When it was released in its native country of South Korea back in summer of 2006, The Host quickly became the highest grossing native film of all time. It was also one of the most expensive, running somewhere around 10 million (which may seem petty by Hollywood standards but was a big deal in Korea). I would say it was worth every penny. The Host is easily one of the best monster films of the past decade, and will certainly gain its proper place amongst fans of the genre, as well as casual moviegoers. Director Joon-ho Bong has crafted a unique film that is both tense and witty, with a political conscousness to boot. While not all of the story elements or special effects are quite perfect, the film is effective in drawing suspense out of the lurking presence of the monster, rather than through quick shocks or visual gross outs. The result is a little page out of the Jaws textbook; fear comes from what you can't see, not what you can.

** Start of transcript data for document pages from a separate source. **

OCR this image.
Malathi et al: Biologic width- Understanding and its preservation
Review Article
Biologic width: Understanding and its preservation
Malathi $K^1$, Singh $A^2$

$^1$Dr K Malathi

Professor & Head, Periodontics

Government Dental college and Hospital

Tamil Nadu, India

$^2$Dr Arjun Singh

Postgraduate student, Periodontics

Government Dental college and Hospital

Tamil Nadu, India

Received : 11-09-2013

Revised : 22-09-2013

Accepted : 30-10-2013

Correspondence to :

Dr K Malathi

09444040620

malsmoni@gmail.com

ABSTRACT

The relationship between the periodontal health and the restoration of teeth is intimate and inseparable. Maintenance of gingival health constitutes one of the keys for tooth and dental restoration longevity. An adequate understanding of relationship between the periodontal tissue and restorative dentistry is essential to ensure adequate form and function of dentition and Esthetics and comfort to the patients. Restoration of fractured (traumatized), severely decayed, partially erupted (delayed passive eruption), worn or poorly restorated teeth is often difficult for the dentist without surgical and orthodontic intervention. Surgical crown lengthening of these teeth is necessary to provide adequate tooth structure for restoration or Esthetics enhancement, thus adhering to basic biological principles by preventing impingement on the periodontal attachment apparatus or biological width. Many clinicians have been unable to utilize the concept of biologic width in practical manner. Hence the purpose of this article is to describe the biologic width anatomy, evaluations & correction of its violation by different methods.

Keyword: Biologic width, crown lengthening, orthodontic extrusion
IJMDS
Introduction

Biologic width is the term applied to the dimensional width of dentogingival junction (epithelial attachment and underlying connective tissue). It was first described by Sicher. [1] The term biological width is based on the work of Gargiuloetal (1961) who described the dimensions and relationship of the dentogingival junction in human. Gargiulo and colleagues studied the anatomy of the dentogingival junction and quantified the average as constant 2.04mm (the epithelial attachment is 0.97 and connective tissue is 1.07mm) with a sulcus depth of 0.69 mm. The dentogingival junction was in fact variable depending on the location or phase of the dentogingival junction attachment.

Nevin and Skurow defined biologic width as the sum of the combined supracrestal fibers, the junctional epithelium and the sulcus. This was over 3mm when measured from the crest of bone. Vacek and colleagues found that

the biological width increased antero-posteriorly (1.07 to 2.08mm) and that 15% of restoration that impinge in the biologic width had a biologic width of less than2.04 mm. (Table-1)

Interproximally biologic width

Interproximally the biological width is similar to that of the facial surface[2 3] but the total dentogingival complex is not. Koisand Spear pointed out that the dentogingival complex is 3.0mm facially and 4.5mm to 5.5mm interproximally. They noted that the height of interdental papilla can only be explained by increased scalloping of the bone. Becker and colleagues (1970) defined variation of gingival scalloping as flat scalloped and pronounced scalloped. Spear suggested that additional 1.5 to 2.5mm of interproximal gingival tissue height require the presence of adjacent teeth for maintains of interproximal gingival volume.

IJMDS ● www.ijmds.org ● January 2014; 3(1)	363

The movie also has some interesting politics. Normally monster flicks align our viewership with the media, military agents or special-ops teams. In The Host, government media and the military are not only ineffective, but actually worse than the monster itself. The film depicts a world in which the average middleclass citizen is succeptable to all sorts of interruptions, intrusions, and invasions from Big Brother figures not only from the homeland, but foriegn as well. Though not too heavily fleshed out (I mean, it's still a monster movie for christ's sake), the film's message remains relevant and clear: goverment needs to learn to work for the people, not against them.

Though it ultimately may be a B-movie, The Hostis a highly entertaining and thought-provoking film. It further proves that Korea is a new hot-spot for cinema. I whole heartedly reccomend it.